Définition. Tout vecteur de la forme
\( u = \lambda_1 v_1 + \lambda_2 v_2 + \cdots + \lambda_n v_n \)
où \(\lambda_1,\lambda_2,\dots,\lambda_n \in K\) est appelé une combinaison linéaire des vecteurs \(v_1,\dots,v_n\). Les scalaires \(\lambda_1,\dots,\lambda_n\) sont appelés les coefficients de la combinaison linéaire.
Cette définition utilise uniquement les deux opérations de l’espace vectoriel : la multiplication d’un vecteur par un scalaire et l’addition de vecteurs. C’est pour cela que la notion de combinaison linéaire est au cœur de l’algèbre linéaire.
Remarque (cas \(n=1\)).
Si \(n=1\), alors une combinaison linéaire se réduit à \(u=\lambda_1 v_1\). Dans ce cas, on dit que \(u\) est colinéaire à \(v_1\), c’est‑à‑dire que \(u\) est un multiple scalaire de \(v_1\).
Exemples
Exemple 1 (dans \(\mathbb{R}^3\)).
On affirme que le vecteur \((3,3,1)\) est une combinaison linéaire des vecteurs \((1,1,0)\) et \((1,1,1)\). En effet :
\( (3,3,1) = 2(1,1,0) + (1,1,1). \)
Ici, les coefficients de la combinaison linéaire sont \(2\) et \(1\).

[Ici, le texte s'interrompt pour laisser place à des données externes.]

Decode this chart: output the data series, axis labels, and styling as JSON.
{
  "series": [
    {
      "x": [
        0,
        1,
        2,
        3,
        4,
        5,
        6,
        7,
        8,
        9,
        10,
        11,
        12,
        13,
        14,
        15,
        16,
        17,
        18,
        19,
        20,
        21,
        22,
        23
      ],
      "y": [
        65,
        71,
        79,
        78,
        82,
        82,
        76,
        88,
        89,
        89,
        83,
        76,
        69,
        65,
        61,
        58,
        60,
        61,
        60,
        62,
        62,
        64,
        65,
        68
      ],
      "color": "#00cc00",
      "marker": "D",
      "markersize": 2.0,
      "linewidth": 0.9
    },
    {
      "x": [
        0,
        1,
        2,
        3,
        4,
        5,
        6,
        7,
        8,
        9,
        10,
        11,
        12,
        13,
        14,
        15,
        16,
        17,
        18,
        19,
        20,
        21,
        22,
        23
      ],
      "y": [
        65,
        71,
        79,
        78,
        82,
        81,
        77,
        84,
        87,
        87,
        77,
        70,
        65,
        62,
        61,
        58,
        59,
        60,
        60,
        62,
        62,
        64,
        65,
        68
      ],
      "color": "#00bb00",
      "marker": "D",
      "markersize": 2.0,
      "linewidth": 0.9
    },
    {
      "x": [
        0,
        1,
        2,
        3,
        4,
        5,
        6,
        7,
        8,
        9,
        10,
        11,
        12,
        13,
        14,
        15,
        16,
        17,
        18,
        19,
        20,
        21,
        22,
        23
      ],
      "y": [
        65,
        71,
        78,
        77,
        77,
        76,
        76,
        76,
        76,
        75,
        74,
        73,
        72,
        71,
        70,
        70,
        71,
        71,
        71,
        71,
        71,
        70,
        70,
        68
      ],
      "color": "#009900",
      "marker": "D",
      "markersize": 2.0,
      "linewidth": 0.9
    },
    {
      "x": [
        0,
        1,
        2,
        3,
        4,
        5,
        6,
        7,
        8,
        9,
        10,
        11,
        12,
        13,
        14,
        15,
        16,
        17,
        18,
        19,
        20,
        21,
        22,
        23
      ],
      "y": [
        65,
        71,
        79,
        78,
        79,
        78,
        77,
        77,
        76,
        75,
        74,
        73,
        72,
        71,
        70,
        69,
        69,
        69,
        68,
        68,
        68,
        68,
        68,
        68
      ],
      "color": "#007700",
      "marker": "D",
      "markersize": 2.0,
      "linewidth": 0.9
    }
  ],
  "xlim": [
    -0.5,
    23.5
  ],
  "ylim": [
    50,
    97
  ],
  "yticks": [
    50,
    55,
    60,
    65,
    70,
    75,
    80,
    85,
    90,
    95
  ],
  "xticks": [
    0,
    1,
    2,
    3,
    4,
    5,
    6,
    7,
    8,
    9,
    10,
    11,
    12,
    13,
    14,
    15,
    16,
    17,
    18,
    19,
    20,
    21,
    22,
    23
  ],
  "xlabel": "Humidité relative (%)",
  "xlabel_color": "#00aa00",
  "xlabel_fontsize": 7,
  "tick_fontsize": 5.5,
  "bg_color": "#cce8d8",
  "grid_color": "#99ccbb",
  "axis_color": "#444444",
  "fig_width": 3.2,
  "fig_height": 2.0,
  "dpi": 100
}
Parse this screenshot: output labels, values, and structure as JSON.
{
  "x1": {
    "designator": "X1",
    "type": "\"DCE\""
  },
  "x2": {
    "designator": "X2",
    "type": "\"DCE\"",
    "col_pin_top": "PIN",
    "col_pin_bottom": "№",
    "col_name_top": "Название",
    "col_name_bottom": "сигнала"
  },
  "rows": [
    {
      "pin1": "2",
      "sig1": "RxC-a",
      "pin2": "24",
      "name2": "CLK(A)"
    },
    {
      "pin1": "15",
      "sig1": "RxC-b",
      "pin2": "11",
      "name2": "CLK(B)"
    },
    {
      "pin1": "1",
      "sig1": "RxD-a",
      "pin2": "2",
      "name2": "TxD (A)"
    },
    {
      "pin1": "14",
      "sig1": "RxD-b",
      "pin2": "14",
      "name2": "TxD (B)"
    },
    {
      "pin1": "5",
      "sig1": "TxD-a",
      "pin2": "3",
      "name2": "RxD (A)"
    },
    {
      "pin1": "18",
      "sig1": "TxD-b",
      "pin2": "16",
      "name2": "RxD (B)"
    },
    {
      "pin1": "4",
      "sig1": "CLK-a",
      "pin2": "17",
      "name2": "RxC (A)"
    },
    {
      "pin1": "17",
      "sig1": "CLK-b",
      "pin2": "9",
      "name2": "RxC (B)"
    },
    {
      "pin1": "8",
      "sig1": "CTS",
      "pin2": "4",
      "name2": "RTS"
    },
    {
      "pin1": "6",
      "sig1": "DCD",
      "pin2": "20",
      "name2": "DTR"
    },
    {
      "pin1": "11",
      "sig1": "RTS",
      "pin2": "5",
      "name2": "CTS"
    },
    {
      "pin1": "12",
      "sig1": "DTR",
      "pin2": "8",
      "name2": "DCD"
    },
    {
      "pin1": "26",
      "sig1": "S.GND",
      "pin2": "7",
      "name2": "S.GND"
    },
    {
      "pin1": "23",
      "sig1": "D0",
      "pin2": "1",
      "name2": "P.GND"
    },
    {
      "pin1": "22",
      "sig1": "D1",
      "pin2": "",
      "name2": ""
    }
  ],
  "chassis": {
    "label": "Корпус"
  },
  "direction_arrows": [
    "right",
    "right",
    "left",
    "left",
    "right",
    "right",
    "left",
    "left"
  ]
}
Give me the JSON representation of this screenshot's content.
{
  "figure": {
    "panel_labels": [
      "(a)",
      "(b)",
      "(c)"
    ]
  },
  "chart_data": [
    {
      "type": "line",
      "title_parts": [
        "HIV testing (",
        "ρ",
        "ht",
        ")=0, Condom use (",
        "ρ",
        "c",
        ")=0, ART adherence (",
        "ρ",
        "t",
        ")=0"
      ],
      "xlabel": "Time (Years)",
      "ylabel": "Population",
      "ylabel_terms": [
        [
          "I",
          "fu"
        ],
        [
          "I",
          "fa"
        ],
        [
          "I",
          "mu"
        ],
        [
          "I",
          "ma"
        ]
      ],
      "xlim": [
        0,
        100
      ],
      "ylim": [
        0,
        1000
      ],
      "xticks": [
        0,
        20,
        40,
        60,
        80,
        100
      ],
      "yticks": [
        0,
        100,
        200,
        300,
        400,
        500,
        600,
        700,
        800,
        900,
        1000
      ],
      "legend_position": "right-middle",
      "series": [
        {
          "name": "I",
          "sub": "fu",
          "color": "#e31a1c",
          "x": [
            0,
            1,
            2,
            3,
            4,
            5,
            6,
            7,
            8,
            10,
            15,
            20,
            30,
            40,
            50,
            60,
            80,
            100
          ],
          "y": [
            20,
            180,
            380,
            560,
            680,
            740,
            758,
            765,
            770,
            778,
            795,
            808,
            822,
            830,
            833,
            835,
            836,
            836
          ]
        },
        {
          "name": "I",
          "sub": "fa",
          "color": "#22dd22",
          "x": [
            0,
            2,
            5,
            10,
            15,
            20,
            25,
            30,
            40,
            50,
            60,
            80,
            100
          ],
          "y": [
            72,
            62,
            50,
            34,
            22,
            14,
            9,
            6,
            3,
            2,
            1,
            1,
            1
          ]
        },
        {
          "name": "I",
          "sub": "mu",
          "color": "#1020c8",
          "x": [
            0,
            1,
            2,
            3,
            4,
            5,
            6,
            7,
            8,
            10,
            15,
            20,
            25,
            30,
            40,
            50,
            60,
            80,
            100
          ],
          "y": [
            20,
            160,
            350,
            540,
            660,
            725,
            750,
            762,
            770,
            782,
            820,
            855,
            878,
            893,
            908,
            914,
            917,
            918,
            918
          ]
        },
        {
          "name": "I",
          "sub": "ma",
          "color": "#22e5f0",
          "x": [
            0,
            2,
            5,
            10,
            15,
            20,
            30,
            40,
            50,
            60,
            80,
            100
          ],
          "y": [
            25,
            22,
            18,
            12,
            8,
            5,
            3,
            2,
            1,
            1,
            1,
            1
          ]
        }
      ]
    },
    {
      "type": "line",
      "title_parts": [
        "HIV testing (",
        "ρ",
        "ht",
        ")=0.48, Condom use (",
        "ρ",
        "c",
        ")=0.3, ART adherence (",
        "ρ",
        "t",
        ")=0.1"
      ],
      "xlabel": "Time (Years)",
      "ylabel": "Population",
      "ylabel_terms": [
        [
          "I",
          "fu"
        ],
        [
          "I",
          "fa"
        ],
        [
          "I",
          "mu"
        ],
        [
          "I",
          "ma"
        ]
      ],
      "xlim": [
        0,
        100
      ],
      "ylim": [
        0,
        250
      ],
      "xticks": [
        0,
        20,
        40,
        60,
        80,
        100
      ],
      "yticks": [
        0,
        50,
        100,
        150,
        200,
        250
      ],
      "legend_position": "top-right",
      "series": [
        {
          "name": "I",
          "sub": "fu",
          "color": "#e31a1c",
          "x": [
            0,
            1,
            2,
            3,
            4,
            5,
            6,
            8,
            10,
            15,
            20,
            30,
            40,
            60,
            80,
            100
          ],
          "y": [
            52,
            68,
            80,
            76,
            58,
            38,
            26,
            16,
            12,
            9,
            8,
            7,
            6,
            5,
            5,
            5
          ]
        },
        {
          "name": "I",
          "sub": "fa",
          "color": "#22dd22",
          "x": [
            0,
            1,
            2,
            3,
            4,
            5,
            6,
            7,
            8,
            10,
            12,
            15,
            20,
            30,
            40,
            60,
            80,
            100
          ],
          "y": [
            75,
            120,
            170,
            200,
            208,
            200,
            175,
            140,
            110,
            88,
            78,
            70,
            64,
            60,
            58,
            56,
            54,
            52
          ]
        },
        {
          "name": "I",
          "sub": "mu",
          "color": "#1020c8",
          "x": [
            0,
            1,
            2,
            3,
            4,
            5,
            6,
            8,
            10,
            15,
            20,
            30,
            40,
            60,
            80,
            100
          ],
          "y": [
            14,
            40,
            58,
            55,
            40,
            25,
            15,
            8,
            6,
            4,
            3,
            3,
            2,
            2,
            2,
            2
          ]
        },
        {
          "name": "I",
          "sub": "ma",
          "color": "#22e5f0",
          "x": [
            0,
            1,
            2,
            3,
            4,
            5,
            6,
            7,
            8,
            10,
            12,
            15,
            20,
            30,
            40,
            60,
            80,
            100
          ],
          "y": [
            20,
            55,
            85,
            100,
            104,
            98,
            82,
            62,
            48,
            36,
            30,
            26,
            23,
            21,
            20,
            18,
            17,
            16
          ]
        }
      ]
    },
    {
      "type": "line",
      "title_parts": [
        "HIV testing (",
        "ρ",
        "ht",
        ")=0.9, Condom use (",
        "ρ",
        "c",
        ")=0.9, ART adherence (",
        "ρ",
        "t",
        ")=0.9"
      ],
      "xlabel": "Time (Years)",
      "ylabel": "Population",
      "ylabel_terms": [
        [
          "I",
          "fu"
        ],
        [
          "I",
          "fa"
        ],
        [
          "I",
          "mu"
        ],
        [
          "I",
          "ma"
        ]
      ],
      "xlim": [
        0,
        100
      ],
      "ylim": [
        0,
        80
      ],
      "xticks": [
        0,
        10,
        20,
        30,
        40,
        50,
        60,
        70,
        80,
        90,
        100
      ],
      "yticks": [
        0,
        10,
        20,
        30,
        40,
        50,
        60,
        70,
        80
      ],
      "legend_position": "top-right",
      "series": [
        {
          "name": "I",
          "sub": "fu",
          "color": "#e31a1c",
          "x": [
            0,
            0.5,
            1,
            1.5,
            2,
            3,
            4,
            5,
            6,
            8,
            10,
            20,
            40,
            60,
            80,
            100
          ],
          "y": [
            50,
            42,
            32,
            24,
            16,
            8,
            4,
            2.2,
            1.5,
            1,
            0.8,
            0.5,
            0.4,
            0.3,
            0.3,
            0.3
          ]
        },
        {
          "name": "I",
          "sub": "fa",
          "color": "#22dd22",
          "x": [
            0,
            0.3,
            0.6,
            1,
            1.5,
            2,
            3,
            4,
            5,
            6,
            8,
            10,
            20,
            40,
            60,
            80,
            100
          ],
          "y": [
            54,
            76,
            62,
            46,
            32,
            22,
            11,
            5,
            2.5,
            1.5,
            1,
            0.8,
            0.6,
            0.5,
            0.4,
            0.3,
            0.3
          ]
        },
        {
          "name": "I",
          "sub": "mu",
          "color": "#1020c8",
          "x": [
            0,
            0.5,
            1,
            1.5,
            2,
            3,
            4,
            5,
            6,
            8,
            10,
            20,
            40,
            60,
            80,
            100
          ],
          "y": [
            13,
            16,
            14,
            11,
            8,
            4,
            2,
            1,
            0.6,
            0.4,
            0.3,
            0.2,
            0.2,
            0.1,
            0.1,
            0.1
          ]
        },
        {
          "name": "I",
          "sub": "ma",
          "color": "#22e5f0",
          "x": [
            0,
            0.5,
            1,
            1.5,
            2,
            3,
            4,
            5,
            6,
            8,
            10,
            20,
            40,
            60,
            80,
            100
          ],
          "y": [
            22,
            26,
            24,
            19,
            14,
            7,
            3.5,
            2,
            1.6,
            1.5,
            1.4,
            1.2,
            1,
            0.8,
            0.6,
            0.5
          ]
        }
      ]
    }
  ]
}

Exemple 2 (colinéarité dans \(\mathbb{R}^2\)).
Dans \(\mathbb{R}^2\), le vecteur \(u=(2,1)\) n’est pas colinéaire au vecteur \(v=(1,1)\). En effet, s’il existait un réel \(\lambda\) tel que \(u=\lambda v\), on aurait \((2,1)=(\lambda,\lambda)\), ce qui imposerait à la fois \(\lambda=2\) et \(\lambda=1\), impossible.